20 February 2018

Kenya: Row Over Land Pay Threatens Sh20 Billion Thiba Dam Project

More than 200 Kirinyaga residents want the Court of Appeal to stop construction of Thiba dam, until they are paid Sh2.3 billion that the government still owes them for compulsory acquisition of their land used for the project.

The 249 residents, together with a group named Rukenya Dam Association, said they stand to suffer irreparable loss of their 560 acres of land as the government has moved in to start work on the Sh20 billion dam.

The government has only released Sh1.9 billion, with no signs that the balance of Sh2.3 billion would be paid soon, they argued.


Through lawyer Wambugu Kariuki, the residents said the government has failed to settle the full compensation even after Justice Boaz Olao of the Environment and Lands Court in Kerugoya gave the order on March 31, 2017.

"Unless an order of injunction is granted, the applicants stand to suffer irreparably because they have not been fully and promptly compensated as the High Court ordered in its judgement," said the lawyer in the five-page application.

He was addressing judges Patrick Kiage, Fatuma Sichale and Sankale Ole Kantai sitting at the Court of Appeal in Nyeri Monday.


Mr Kariuki explained that the Lands Court had directed the National Land Commission (NLC) and the National Irrigation Board (NIB) to settle the compensation first before allowing the project to take off.

"At what stage will they be compensated considering that their land was acquired and the construction started?
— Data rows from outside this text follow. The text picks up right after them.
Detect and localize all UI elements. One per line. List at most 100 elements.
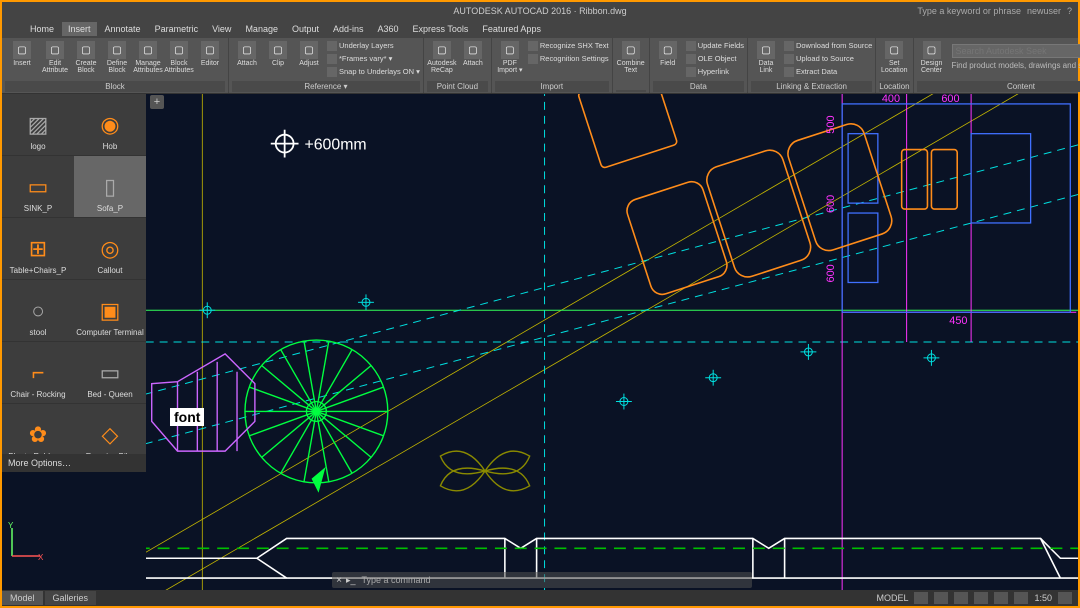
drawing-canvas[interactable]: +600mm 500 600 600 400 600 450 font — [146, 94, 1078, 590]
palette-item[interactable]: ⌐Chair - Rocking — [2, 342, 74, 404]
ribbon-button[interactable]: ▢Manage Attributes — [133, 39, 163, 81]
drawing-svg[interactable]: +600mm 500 600 600 400 600 450 — [146, 94, 1078, 590]
menu-tab-express-tools[interactable]: Express Tools — [407, 22, 475, 36]
seek-search-input[interactable] — [952, 44, 1080, 58]
menu-tab-manage[interactable]: Manage — [239, 22, 284, 36]
customize-icon[interactable] — [1058, 592, 1072, 604]
ribbon-button[interactable]: ▢Set Location — [879, 39, 909, 81]
menu-tab-add-ins[interactable]: Add-ins — [327, 22, 370, 36]
block-thumb-icon: ◇ — [90, 418, 130, 452]
ribbon-button[interactable]: ▢Attach — [458, 39, 488, 81]
ribbon-button[interactable]: ▢Editor — [195, 39, 225, 81]
ribbon-button[interactable]: ▢Field — [653, 39, 683, 81]
tool-palette[interactable]: ▨logo◉Hob▭SINK_P▯Sofa_P⊞Table+Chairs_P◎C… — [2, 94, 146, 472]
ribbon-button[interactable]: ▢Data Link — [751, 39, 781, 81]
block-thumb-icon: ⊞ — [18, 232, 58, 266]
palette-item[interactable]: ▨logo — [2, 94, 74, 156]
menu-tab-parametric[interactable]: Parametric — [149, 22, 205, 36]
palette-item[interactable]: ⊞Table+Chairs_P — [2, 218, 74, 280]
title-bar: AUTODESK AUTOCAD 2016 · Ribbon.dwg Type … — [2, 2, 1078, 20]
ribbon-icon: ▢ — [433, 41, 451, 59]
menu-tab-insert[interactable]: Insert — [62, 22, 97, 36]
menu-tab-view[interactable]: View — [206, 22, 237, 36]
ribbon-small-button[interactable]: Update Fields — [686, 39, 744, 52]
palette-item[interactable]: ◇Exercise Bike — [74, 404, 146, 454]
ribbon-tabs: HomeInsertAnnotateParametricViewManageOu… — [2, 20, 1078, 38]
menu-tab-annotate[interactable]: Annotate — [99, 22, 147, 36]
ribbon-button[interactable]: ▢Design Center — [917, 39, 947, 81]
ribbon-button[interactable]: ▢Attach — [232, 39, 262, 81]
palette-item[interactable]: ○stool — [2, 280, 74, 342]
palette-item[interactable]: ▭SINK_P — [2, 156, 74, 218]
block-thumb-icon: ▭ — [90, 356, 130, 390]
ribbon-small-button[interactable]: Snap to Underlays ON ▾ — [327, 65, 420, 78]
grid-toggle-icon[interactable] — [914, 592, 928, 604]
ribbon-small-button[interactable]: Extract Data — [784, 65, 872, 78]
command-line[interactable]: × ▸_ Type a command — [332, 572, 752, 588]
ribbon-button[interactable]: ▢Combine Text — [616, 39, 646, 81]
svg-text:450: 450 — [949, 315, 967, 327]
ribbon-button[interactable]: ▢Define Block — [102, 39, 132, 81]
palette-item[interactable]: ▯Sofa_P — [74, 156, 146, 218]
ribbon-small-button[interactable]: Hyperlink — [686, 65, 744, 78]
block-thumb-icon: ⌐ — [18, 356, 58, 390]
palette-item[interactable]: ◎Callout — [74, 218, 146, 280]
palette-item-label: Callout — [76, 266, 144, 275]
ribbon-group-5: ▢FieldUpdate FieldsOLE ObjectHyperlinkDa… — [650, 38, 748, 93]
help-icon[interactable]: ? — [1067, 6, 1072, 16]
ribbon-button[interactable]: ▢Autodesk ReCap — [427, 39, 457, 81]
lwt-toggle-icon[interactable] — [1014, 592, 1028, 604]
ribbon-group-3: ▢PDF Import ▾Recognize SHX TextRecogniti… — [492, 38, 613, 93]
ribbon-small-button[interactable]: Underlay Layers — [327, 39, 420, 52]
ribbon-small-button[interactable]: Recognize SHX Text — [528, 39, 609, 52]
block-thumb-icon: ✿ — [18, 418, 58, 452]
ribbon: ▢Insert▢Edit Attribute▢Create Block▢Defi… — [2, 38, 1078, 94]
ribbon-button[interactable]: ▢Insert — [5, 39, 39, 81]
menu-tab-home[interactable]: Home — [24, 22, 60, 36]
menu-tab-a360[interactable]: A360 — [372, 22, 405, 36]
ribbon-small-button[interactable]: *Frames vary* ▾ — [327, 52, 420, 65]
block-thumb-icon: ◉ — [90, 108, 130, 142]
ribbon-small-button[interactable]: Recognition Settings — [528, 52, 609, 65]
command-prompt[interactable]: Type a command — [356, 575, 431, 585]
palette-item-label: Hob — [76, 142, 144, 151]
ribbon-small-button[interactable]: Download from Source — [784, 39, 872, 52]
ribbon-small-button[interactable]: Upload to Source — [784, 52, 872, 65]
menu-tab-output[interactable]: Output — [286, 22, 325, 36]
palette-item[interactable]: ▣Computer Terminal — [74, 280, 146, 342]
svg-text:500: 500 — [825, 115, 837, 133]
close-icon[interactable]: × — [332, 575, 346, 586]
palette-item-label: logo — [4, 142, 72, 151]
svg-text:Y: Y — [8, 522, 14, 530]
tab-model[interactable]: Model — [2, 591, 43, 605]
osnap-toggle-icon[interactable] — [994, 592, 1008, 604]
block-thumb-icon: ▭ — [18, 170, 58, 204]
ribbon-button[interactable]: ▢Block Attributes — [164, 39, 194, 81]
more-options[interactable]: More Options… — [2, 454, 146, 472]
palette-item[interactable]: ▭Bed - Queen — [74, 342, 146, 404]
ortho-toggle-icon[interactable] — [954, 592, 968, 604]
ribbon-small-button[interactable]: OLE Object — [686, 52, 744, 65]
ribbon-group-8: ▢Design CenterFind product models, drawi… — [914, 38, 1080, 93]
tab-galleries[interactable]: Galleries — [45, 591, 97, 605]
ribbon-group-label: Location — [879, 81, 909, 92]
search-hint[interactable]: Type a keyword or phrase — [917, 6, 1021, 16]
ribbon-icon: ▢ — [77, 41, 95, 59]
status-model-label[interactable]: MODEL — [876, 593, 908, 603]
status-time: 1:50 — [1034, 593, 1052, 603]
ribbon-button[interactable]: ▢Create Block — [71, 39, 101, 81]
ribbon-button[interactable]: ▢Adjust — [294, 39, 324, 81]
svg-text:600: 600 — [825, 264, 837, 282]
ribbon-button[interactable]: ▢PDF Import ▾ — [495, 39, 525, 81]
user-name[interactable]: newuser — [1027, 6, 1061, 16]
ribbon-button[interactable]: ▢Clip — [263, 39, 293, 81]
polar-toggle-icon[interactable] — [974, 592, 988, 604]
menu-tab-featured-apps[interactable]: Featured Apps — [476, 22, 547, 36]
ribbon-icon: ▢ — [13, 41, 31, 59]
snap-toggle-icon[interactable] — [934, 592, 948, 604]
palette-item[interactable]: ✿Plant - Rubber… — [2, 404, 74, 454]
ucs-icon: Y X — [6, 522, 46, 562]
ribbon-icon: ▢ — [238, 41, 256, 59]
palette-item[interactable]: ◉Hob — [74, 94, 146, 156]
ribbon-button[interactable]: ▢Edit Attribute — [40, 39, 70, 81]
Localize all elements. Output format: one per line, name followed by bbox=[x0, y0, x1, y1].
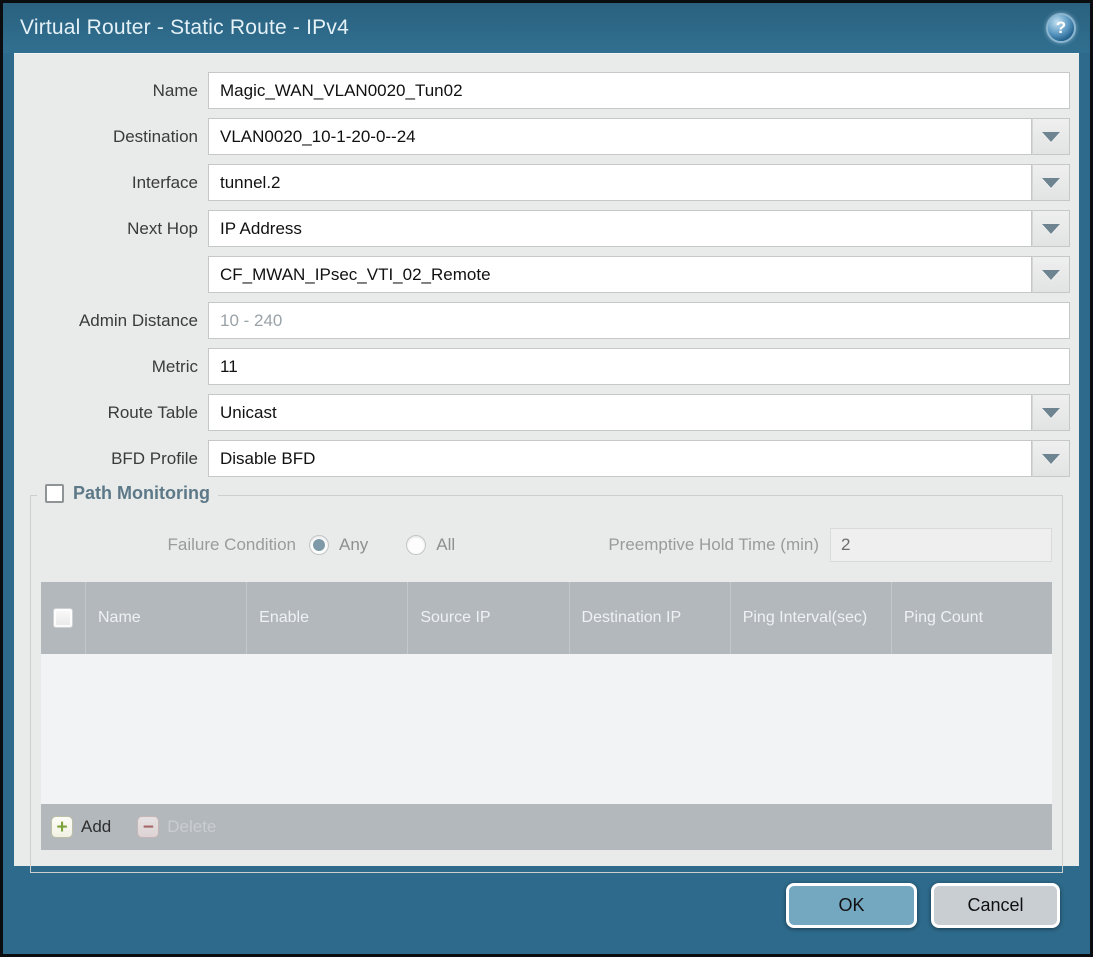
form-row-bfd-profile: BFD Profile bbox=[14, 440, 1070, 477]
help-icon[interactable]: ? bbox=[1046, 13, 1076, 43]
next-hop-type-dropdown-button[interactable] bbox=[1032, 210, 1070, 247]
destination-label: Destination bbox=[14, 127, 208, 147]
admin-distance-label: Admin Distance bbox=[14, 311, 208, 331]
dialog-footer: OK Cancel bbox=[3, 866, 1090, 954]
dialog-titlebar: Virtual Router - Static Route - IPv4 ? bbox=[3, 3, 1090, 53]
column-header-ping-count: Ping Count bbox=[891, 582, 1052, 654]
admin-distance-input[interactable] bbox=[208, 302, 1070, 339]
form-row-destination: Destination bbox=[14, 118, 1070, 155]
select-all-checkbox[interactable] bbox=[53, 608, 73, 628]
chevron-down-icon bbox=[1042, 178, 1060, 188]
table-header-checkbox-cell bbox=[41, 582, 85, 654]
add-button[interactable]: + Add bbox=[51, 816, 111, 838]
interface-label: Interface bbox=[14, 173, 208, 193]
preemptive-hold-time-label: Preemptive Hold Time (min) bbox=[608, 535, 830, 555]
interface-input[interactable] bbox=[208, 164, 1032, 201]
failure-condition-all-label: All bbox=[436, 535, 455, 555]
column-header-enable: Enable bbox=[246, 582, 407, 654]
failure-condition-all-radio[interactable] bbox=[406, 535, 426, 555]
ok-button[interactable]: OK bbox=[786, 883, 917, 928]
route-table-input[interactable] bbox=[208, 394, 1032, 431]
minus-icon: − bbox=[137, 816, 159, 838]
destination-dropdown-button[interactable] bbox=[1032, 118, 1070, 155]
name-input[interactable] bbox=[208, 72, 1070, 109]
chevron-down-icon bbox=[1042, 408, 1060, 418]
delete-button[interactable]: − Delete bbox=[137, 816, 216, 838]
path-monitoring-legend: Path Monitoring bbox=[37, 483, 218, 504]
next-hop-address-input[interactable] bbox=[208, 256, 1032, 293]
path-monitoring-checkbox[interactable] bbox=[45, 484, 64, 503]
metric-label: Metric bbox=[14, 357, 208, 377]
failure-condition-label: Failure Condition bbox=[31, 535, 309, 555]
add-button-label: Add bbox=[81, 817, 111, 837]
chevron-down-icon bbox=[1042, 270, 1060, 280]
form-row-interface: Interface bbox=[14, 164, 1070, 201]
route-table-label: Route Table bbox=[14, 403, 208, 423]
dialog-content: Name Destination Interface Next Hop bbox=[14, 53, 1079, 866]
bfd-profile-dropdown-button[interactable] bbox=[1032, 440, 1070, 477]
next-hop-address-dropdown-button[interactable] bbox=[1032, 256, 1070, 293]
chevron-down-icon bbox=[1042, 224, 1060, 234]
table-header-row: Name Enable Source IP Destination IP Pin… bbox=[41, 582, 1052, 654]
dialog-title: Virtual Router - Static Route - IPv4 bbox=[20, 16, 349, 40]
column-header-ping-interval: Ping Interval(sec) bbox=[730, 582, 891, 654]
path-monitoring-section: Path Monitoring Failure Condition Any Al… bbox=[30, 495, 1063, 873]
failure-condition-any-label: Any bbox=[339, 535, 368, 555]
column-header-source-ip: Source IP bbox=[407, 582, 568, 654]
failure-condition-any-radio[interactable] bbox=[309, 535, 329, 555]
delete-button-label: Delete bbox=[167, 817, 216, 837]
table-toolbar: + Add − Delete bbox=[41, 804, 1052, 850]
form-row-next-hop-address bbox=[14, 256, 1070, 293]
chevron-down-icon bbox=[1042, 454, 1060, 464]
route-table-dropdown-button[interactable] bbox=[1032, 394, 1070, 431]
column-header-name: Name bbox=[85, 582, 246, 654]
destination-input[interactable] bbox=[208, 118, 1032, 155]
failure-condition-row: Failure Condition Any All Preemptive Hol… bbox=[31, 528, 1062, 562]
column-header-destination-ip: Destination IP bbox=[569, 582, 730, 654]
form-row-route-table: Route Table bbox=[14, 394, 1070, 431]
dialog: Virtual Router - Static Route - IPv4 ? N… bbox=[3, 3, 1090, 954]
next-hop-type-input[interactable] bbox=[208, 210, 1032, 247]
interface-dropdown-button[interactable] bbox=[1032, 164, 1070, 201]
preemptive-hold-time-input[interactable] bbox=[830, 528, 1052, 562]
plus-icon: + bbox=[51, 816, 73, 838]
bfd-profile-input[interactable] bbox=[208, 440, 1032, 477]
path-monitoring-title: Path Monitoring bbox=[73, 483, 210, 504]
path-monitoring-table: Name Enable Source IP Destination IP Pin… bbox=[41, 582, 1052, 850]
form-row-name: Name bbox=[14, 72, 1070, 109]
preemptive-hold-time-group: Preemptive Hold Time (min) bbox=[608, 528, 1052, 562]
form-row-metric: Metric bbox=[14, 348, 1070, 385]
chevron-down-icon bbox=[1042, 132, 1060, 142]
form-row-next-hop: Next Hop bbox=[14, 210, 1070, 247]
next-hop-label: Next Hop bbox=[14, 219, 208, 239]
metric-input[interactable] bbox=[208, 348, 1070, 385]
cancel-button[interactable]: Cancel bbox=[931, 883, 1060, 928]
name-label: Name bbox=[14, 81, 208, 101]
table-body-empty bbox=[41, 654, 1052, 804]
form-row-admin-distance: Admin Distance bbox=[14, 302, 1070, 339]
bfd-profile-label: BFD Profile bbox=[14, 449, 208, 469]
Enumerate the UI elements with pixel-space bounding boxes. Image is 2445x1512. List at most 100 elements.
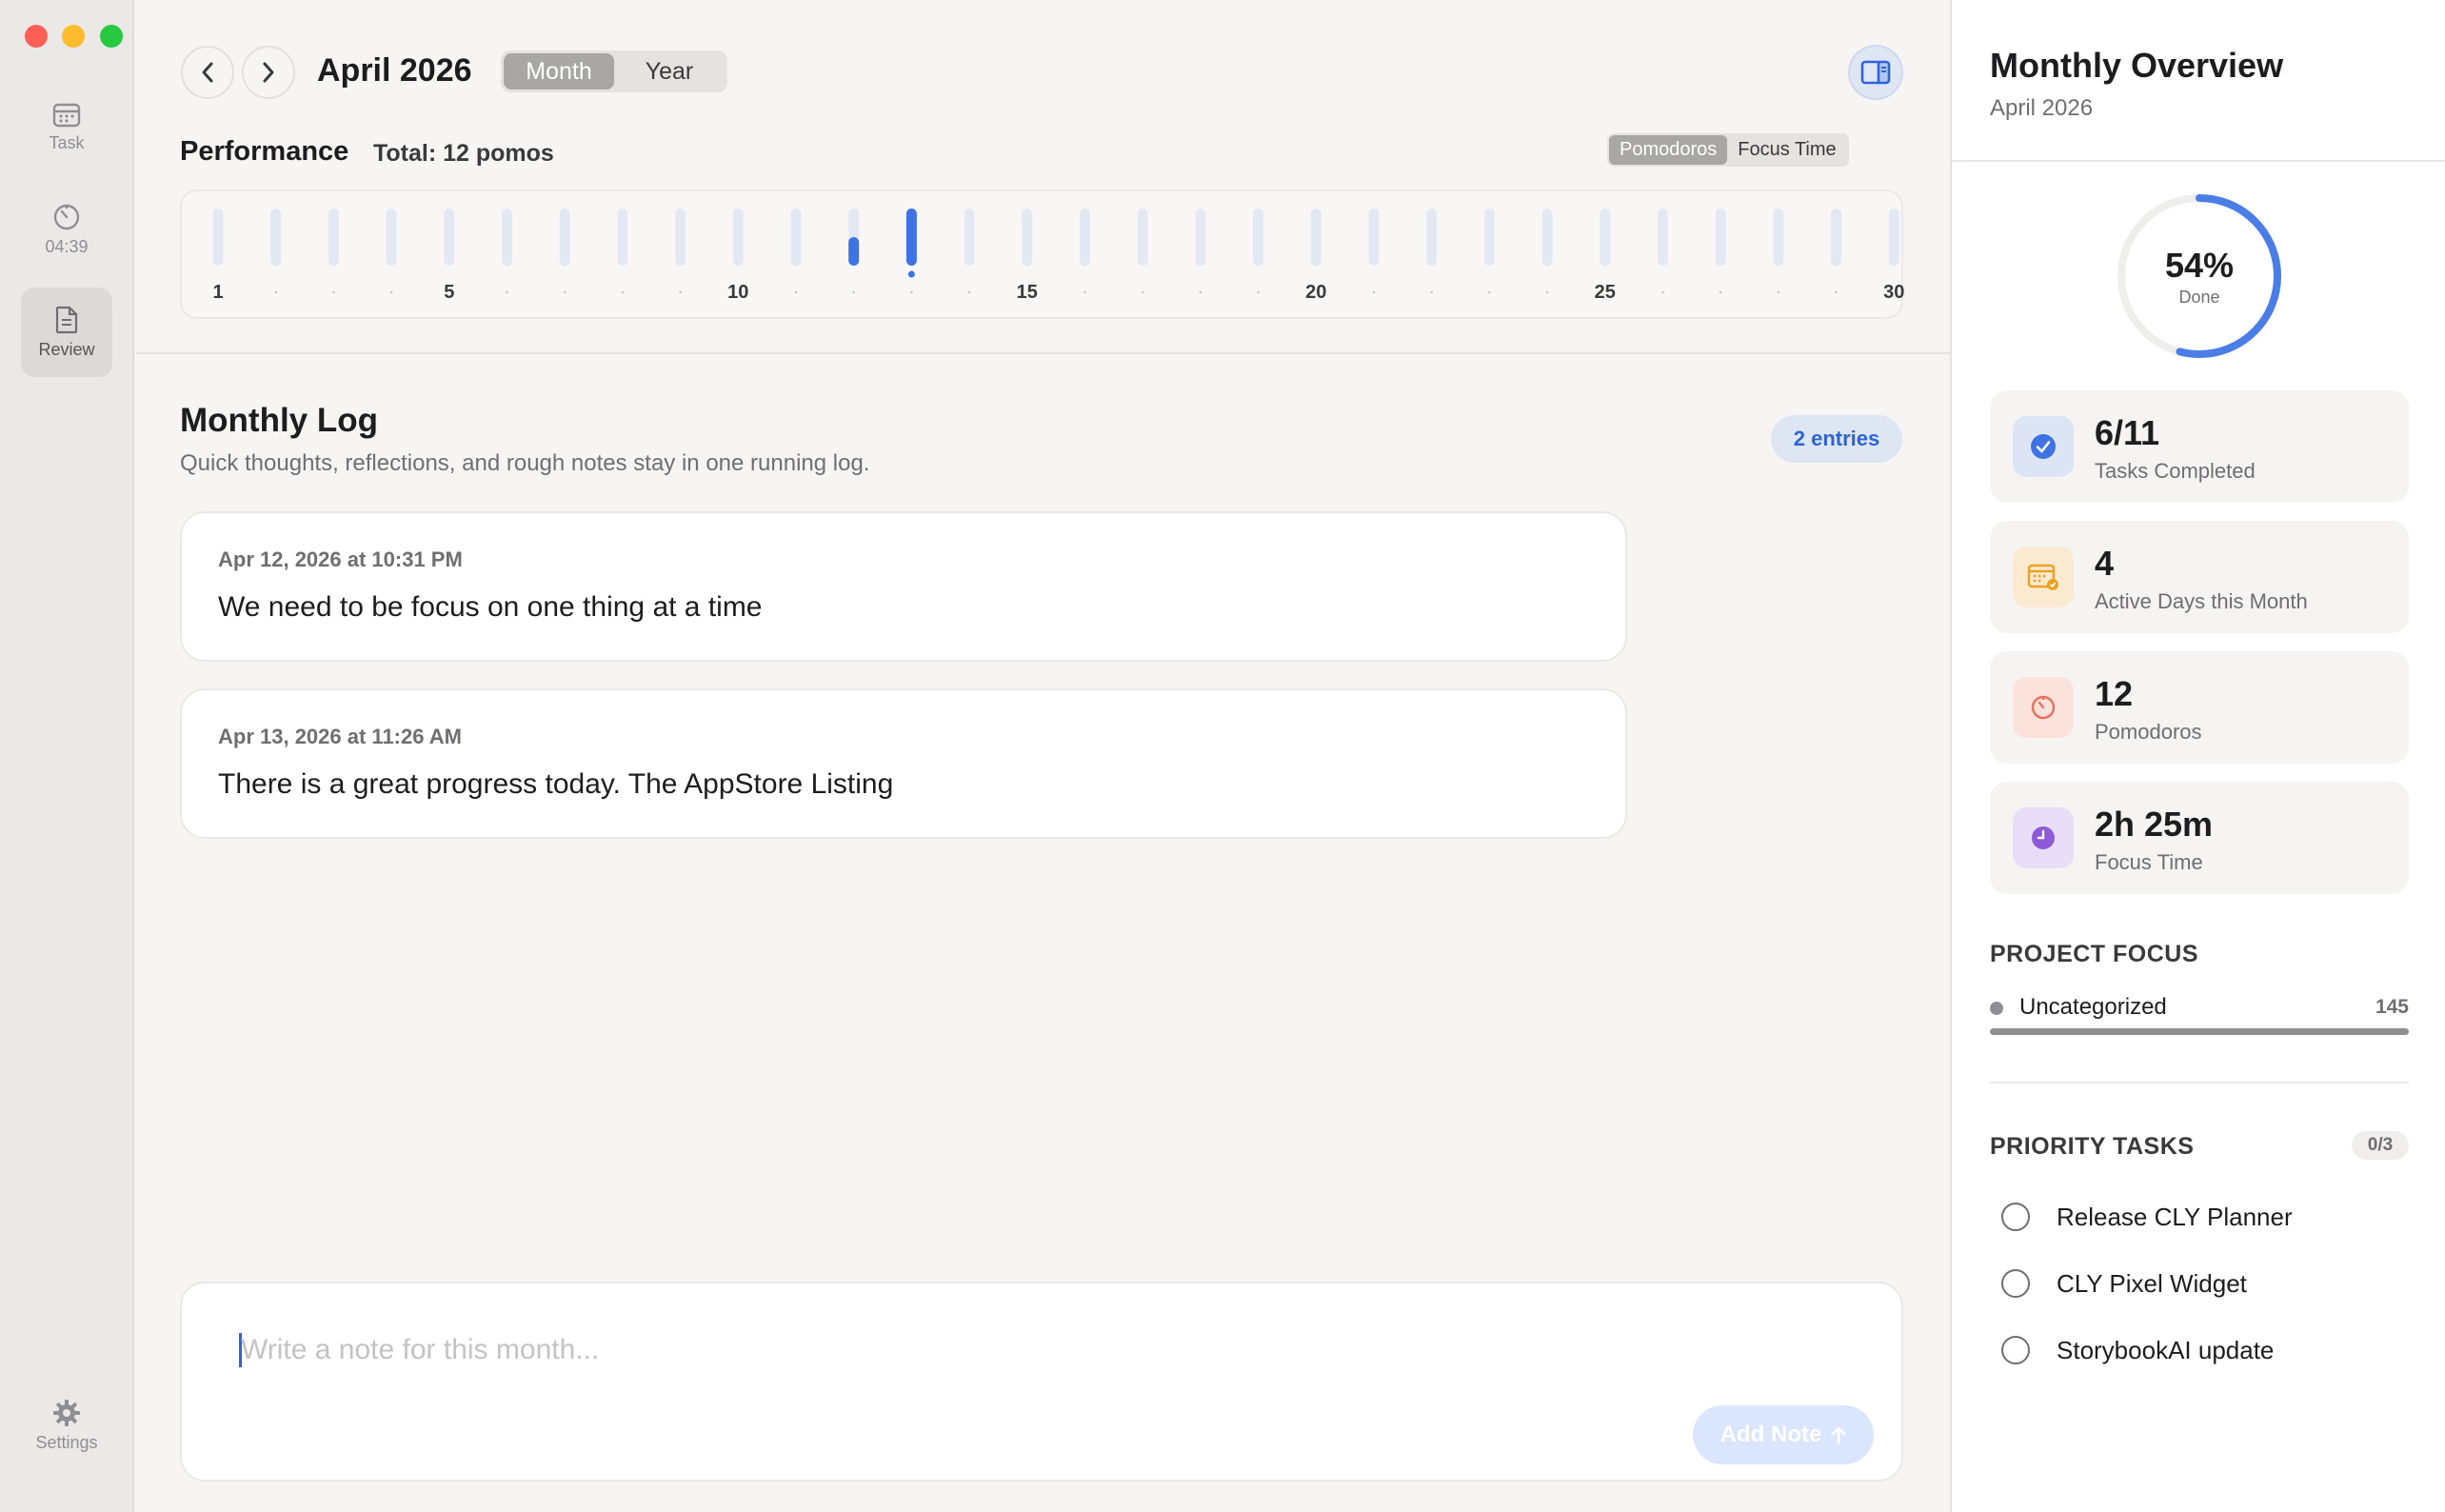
chart-tick-dot (1083, 290, 1086, 294)
sidebar-item-label: Task (49, 132, 85, 152)
stat-card-focus-time: 2h 25m Focus Time (1990, 782, 2409, 894)
chart-bar-track (559, 209, 570, 266)
stat-label: Focus Time (2095, 850, 2203, 874)
project-name: Uncategorized (2019, 994, 2167, 1020)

The project affects 577 households and should not be allowed to continue because the applicants stand to lose both their property and the compensation," said Mr Kariuki.


The dam, which was commissioned by President Uhuru Kenyatta in November last year is one of the flagship projects of the Vision 2030 focusing on creation of food security by doubling rice production at Mwea Irrigation and Settlement Scheme.

He further faulted the Lands Court judge for dismissing their petition in which they wanted a review of the land valuation.

Mr Kariuki want the court to find that the residents' constitutional rights were violated and that NLC abdicated its constitutional and statutory duty on private land acquisition as enshrined in the constitution.

The Court of Appeal directed the lawyer to serve the respondents - Attorney General, National Irrigation Board, NLC - with copies of the injunction application and the records of appeal within seven days.

Mr Kariuki was also asked to pick hearing dates for the case at the Court of Appeal Registry.